Pengangkatan Jaksa Agung merupakan hak konstitusional Presiden, namun dalam pengangkatan Jaksa Agung memiliki perbedaan dengan pengangkatan jabatan menteri di kabinet pemerintahan. Syarat untuk diangkat menjadi Jaksa Agung diatur dalam Pasal 20 UU Nomor 11 Tahun 2021. Namun dalam perkembangannya Pasal 20 UU Nomor 11 Tahun 2021 telah dilakukan judicial review di Mahkamah Konstitusi berdasarkan Putusan Nomor: 6/PUU-XXII/2024 yang memberikan pemaknaan bahwa untuk dapat diangkat menjadi Jaksa Agung harus memenuhi syarat, sebagaimana dimaksud dalam Pasal 20 huruf a sampai dengan huruf f termasuk syarat bukan merupakan pengurus partai politik kecuali telah berhenti sebagai pengurus partai politik sekurang-kurangnya 5 tahun sebelum diangkat sebagai Jaksa Agung.

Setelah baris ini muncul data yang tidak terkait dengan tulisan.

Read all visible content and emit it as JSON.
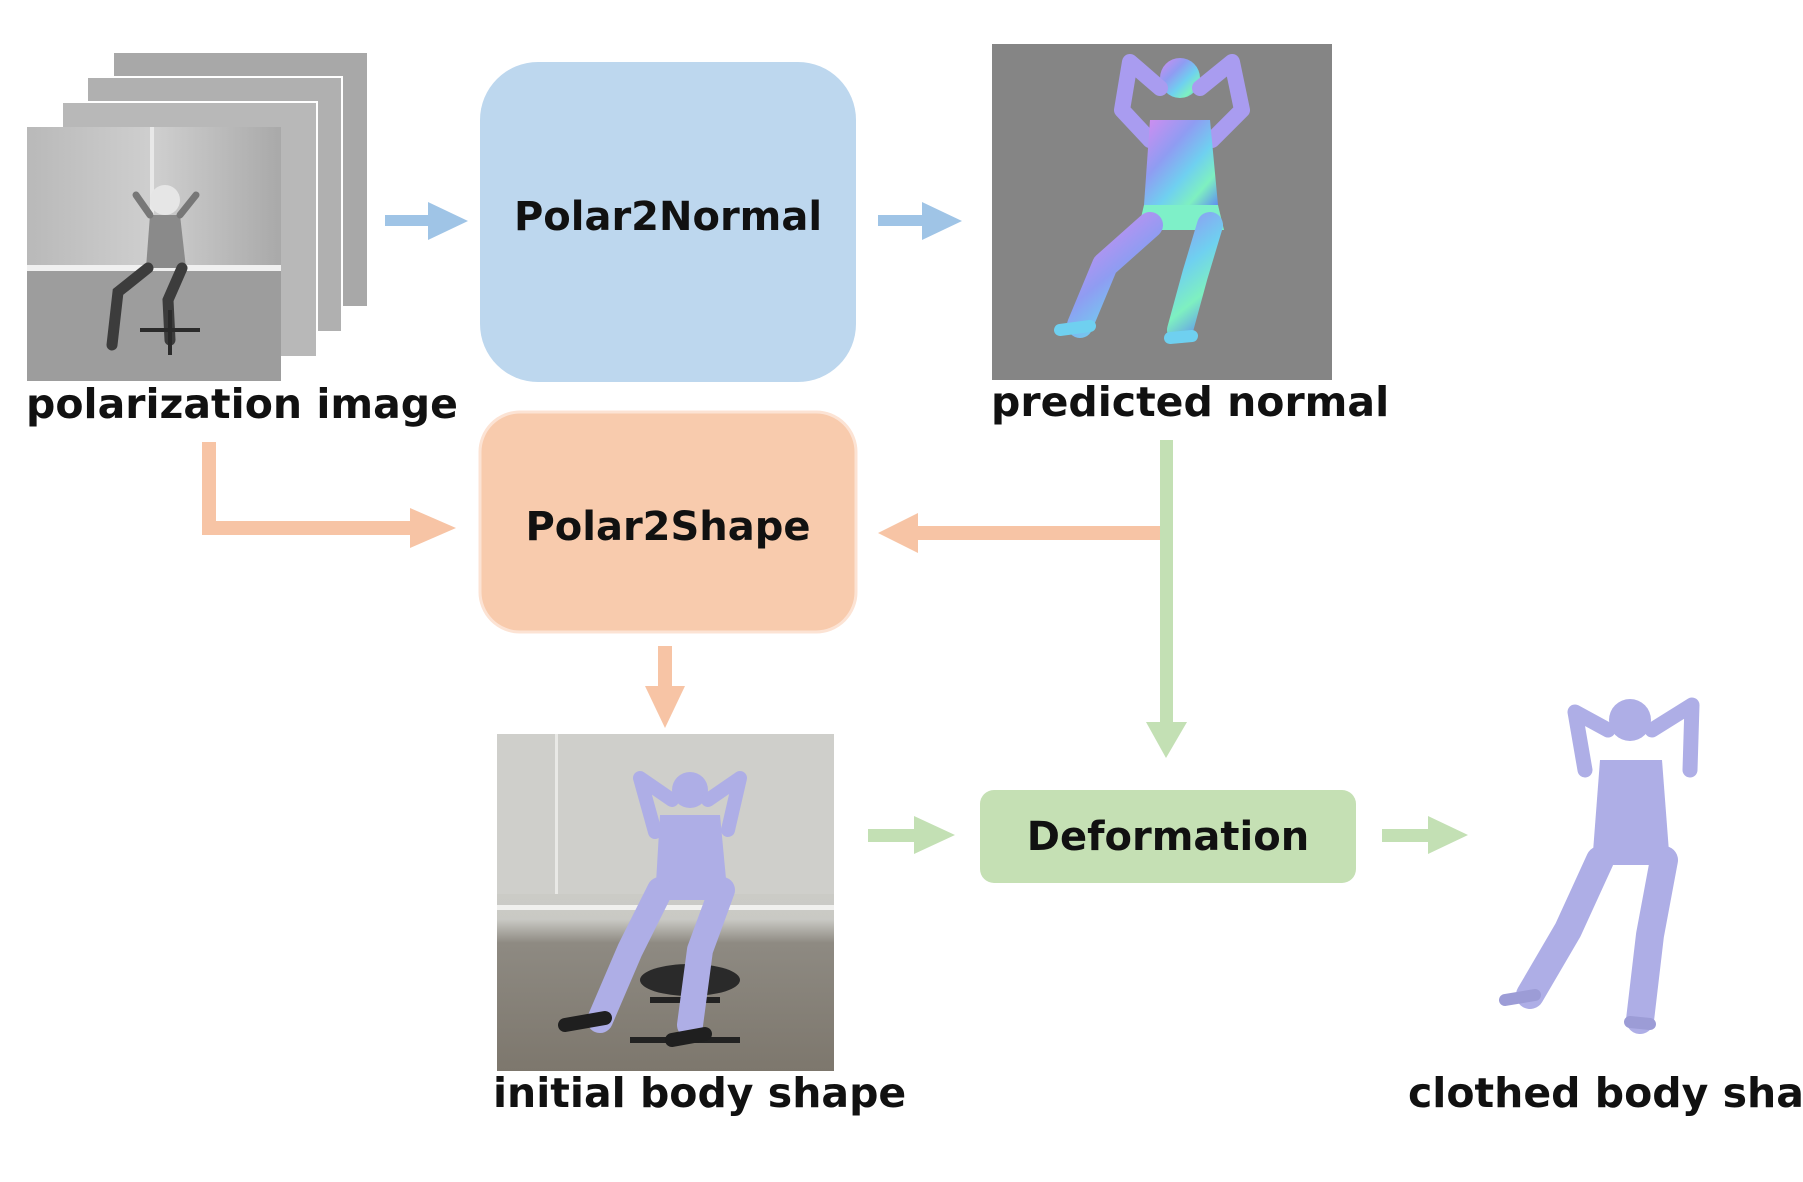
{
  "diagram": {
    "modules": {
      "polar2normal": "Polar2Normal",
      "polar2shape": "Polar2Shape",
      "deformation": "Deformation"
    },
    "captions": {
      "polarization_image": "polarization image",
      "predicted_normal": "predicted normal",
      "initial_body_shape": "initial body shape",
      "clothed_body_shape": "clothed body shape"
    },
    "colors": {
      "normal_branch": "#9fc4e6",
      "shape_branch": "#f7c4a5",
      "deformation_branch": "#c3e0b4",
      "polar2normal_fill": "#bdd7ee",
      "polar2shape_fill": "#f8cbad",
      "deformation_fill": "#c5e0b4",
      "body_mesh": "#aeaee6",
      "normal_map_background": "#858585"
    }
  }
}
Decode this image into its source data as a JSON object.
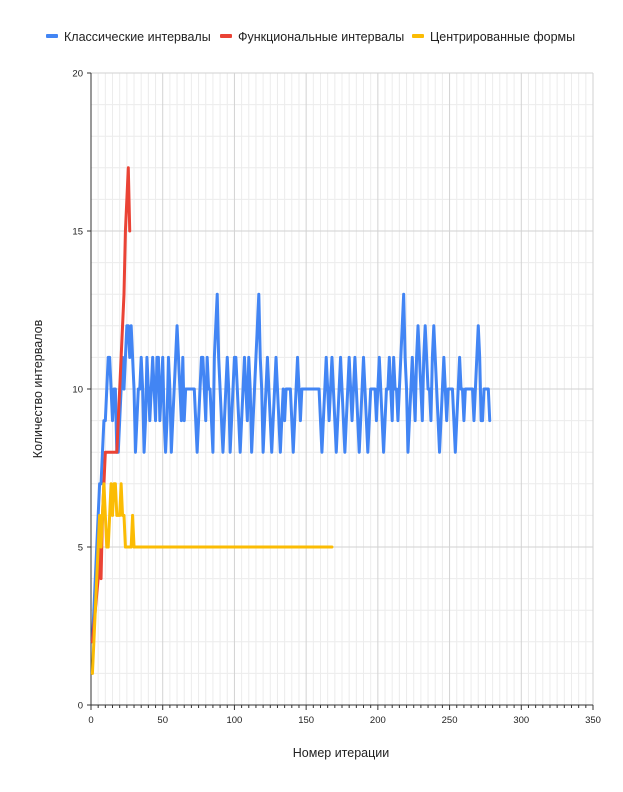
{
  "chart_data": {
    "type": "line",
    "title": "",
    "xlabel": "Номер итерации",
    "ylabel": "Количество интервалов",
    "xlim": [
      0,
      350
    ],
    "ylim": [
      0,
      20
    ],
    "x_ticks": [
      "0",
      "50",
      "100",
      "150",
      "200",
      "250",
      "300",
      "350"
    ],
    "y_ticks": [
      "0",
      "5",
      "10",
      "15",
      "20"
    ],
    "x_minor_step": 5,
    "y_minor_step": 1,
    "grid": true,
    "legend_position": "top",
    "series": [
      {
        "name": "Классические интервалы",
        "color": "#4285F4",
        "x_start": 1,
        "x_step": 1,
        "values": [
          2,
          3,
          4,
          5,
          6,
          7,
          7,
          8,
          9,
          9,
          10,
          11,
          11,
          10,
          9,
          10,
          10,
          8,
          8,
          9,
          10,
          11,
          10,
          11,
          12,
          12,
          11,
          12,
          11,
          10,
          8,
          9,
          10,
          10,
          11,
          10,
          8,
          9,
          11,
          10,
          9,
          10,
          11,
          10,
          9,
          11,
          11,
          9,
          10,
          11,
          9,
          8,
          9,
          11,
          10,
          8,
          9,
          10,
          11,
          12,
          11,
          10,
          9,
          11,
          9,
          10,
          10,
          10,
          10,
          10,
          10,
          10,
          9,
          8,
          9,
          10,
          11,
          11,
          10,
          9,
          11,
          10,
          10,
          9,
          8,
          11,
          12,
          13,
          11,
          10,
          9,
          8,
          9,
          10,
          11,
          10,
          8,
          9,
          10,
          11,
          11,
          10,
          9,
          8,
          9,
          10,
          11,
          10,
          9,
          11,
          10,
          8,
          9,
          10,
          11,
          12,
          13,
          11,
          10,
          8,
          9,
          10,
          11,
          10,
          9,
          8,
          9,
          10,
          11,
          10,
          9,
          8,
          9,
          10,
          9,
          10,
          10,
          10,
          10,
          9,
          8,
          9,
          10,
          11,
          10,
          9,
          10,
          10,
          10,
          10,
          10,
          10,
          10,
          10,
          10,
          10,
          10,
          10,
          10,
          9,
          8,
          9,
          10,
          11,
          10,
          9,
          10,
          11,
          10,
          9,
          8,
          9,
          10,
          11,
          10,
          9,
          8,
          9,
          10,
          11,
          10,
          9,
          10,
          11,
          10,
          9,
          8,
          9,
          10,
          11,
          10,
          9,
          8,
          9,
          10,
          10,
          10,
          10,
          9,
          10,
          11,
          10,
          9,
          8,
          9,
          10,
          10,
          11,
          10,
          9,
          11,
          10,
          10,
          9,
          10,
          11,
          12,
          13,
          11,
          10,
          8,
          9,
          10,
          11,
          10,
          9,
          11,
          12,
          11,
          10,
          9,
          11,
          12,
          11,
          10,
          10,
          9,
          11,
          12,
          11,
          10,
          9,
          8,
          9,
          10,
          11,
          10,
          9,
          10,
          10,
          10,
          10,
          9,
          8,
          9,
          10,
          11,
          10,
          10,
          9,
          10,
          10,
          10,
          10,
          10,
          10,
          9,
          10,
          11,
          12,
          11,
          9,
          9,
          10,
          10,
          10,
          10,
          9
        ]
      },
      {
        "name": "Функциональные интервалы",
        "color": "#EA4335",
        "points": [
          [
            1,
            2
          ],
          [
            3,
            3
          ],
          [
            5,
            4
          ],
          [
            6,
            5
          ],
          [
            7,
            4
          ],
          [
            8,
            6
          ],
          [
            9,
            7
          ],
          [
            10,
            8
          ],
          [
            11,
            8
          ],
          [
            12,
            8
          ],
          [
            13,
            8
          ],
          [
            14,
            8
          ],
          [
            15,
            8
          ],
          [
            16,
            8
          ],
          [
            17,
            8
          ],
          [
            18,
            8
          ],
          [
            19,
            9
          ],
          [
            20,
            10
          ],
          [
            21,
            11
          ],
          [
            22,
            12
          ],
          [
            23,
            13
          ],
          [
            24,
            15
          ],
          [
            25,
            16
          ],
          [
            26,
            17
          ],
          [
            27,
            15
          ]
        ]
      },
      {
        "name": "Центрированные формы",
        "color": "#FBBC04",
        "points": [
          [
            1,
            1
          ],
          [
            2,
            2
          ],
          [
            3,
            3
          ],
          [
            4,
            4
          ],
          [
            5,
            5
          ],
          [
            6,
            6
          ],
          [
            7,
            5
          ],
          [
            8,
            6
          ],
          [
            9,
            7
          ],
          [
            10,
            6
          ],
          [
            11,
            5
          ],
          [
            12,
            5
          ],
          [
            13,
            6
          ],
          [
            14,
            7
          ],
          [
            15,
            6
          ],
          [
            16,
            7
          ],
          [
            17,
            7
          ],
          [
            18,
            6
          ],
          [
            19,
            6
          ],
          [
            20,
            6
          ],
          [
            21,
            7
          ],
          [
            22,
            6
          ],
          [
            23,
            6
          ],
          [
            24,
            5
          ],
          [
            25,
            5
          ],
          [
            26,
            5
          ],
          [
            27,
            5
          ],
          [
            28,
            5
          ],
          [
            29,
            6
          ],
          [
            30,
            5
          ],
          [
            31,
            5
          ],
          [
            50,
            5
          ],
          [
            100,
            5
          ],
          [
            150,
            5
          ],
          [
            167,
            5
          ],
          [
            168,
            5
          ]
        ]
      }
    ]
  }
}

Jaksa Agung haruslah orang yang berintegritas, memiliki kapasitas, kapabilitas, kompetensi, rekam jejak, komitmen yang tinggi dalam upaya penegakan hukum termasuk pemberantasan korupsi serta terbebas dari kepentingan politik. Secara kelembagaan Kejaksaan adalah eksekutif, namun dalam menjalankan fungsi penegakan hukum bersifat independen dari kekuasaan mana pun.

Sejarah mengingatkan kita bahwa Kejaksaan RI tidak pernah kekurangan tokoh untuk memimpin, Prof. Baharuddin Lopa, dan Jaksa Agung saat ini, Prof. Dr. Sanitiar Burhanuddin, S.H., M.M. Keduanya merupakan bukti konkrit bahwa Kejaksaan sukses melakukan kaderisasi kepemimpinan. Mereka merupakan Jaksa Agung yang lahir dari rahim Kejaksaan memulai pengabdiannya sejak muda sebagai seorang Jaksa yang khatam asam garam Kejaksaan, maka seharusnya yang menjadi Jaksa Agung adalah Jaksa karier yang telah melalui banyak pengalaman penugasan dalam struktur organisasi Kejaksaan. Pengalaman adalah guru kehidupan, tidak dapat dinafikan bahwa Jaksa karier lah yang memiliki pengalaman dan memahami kebutuhan serta sistem kerja kejaksaan. Nampaknya tak elok jika institusi ini dipimpin oleh yang bukan Jaksa Karier atau purna Jaksa.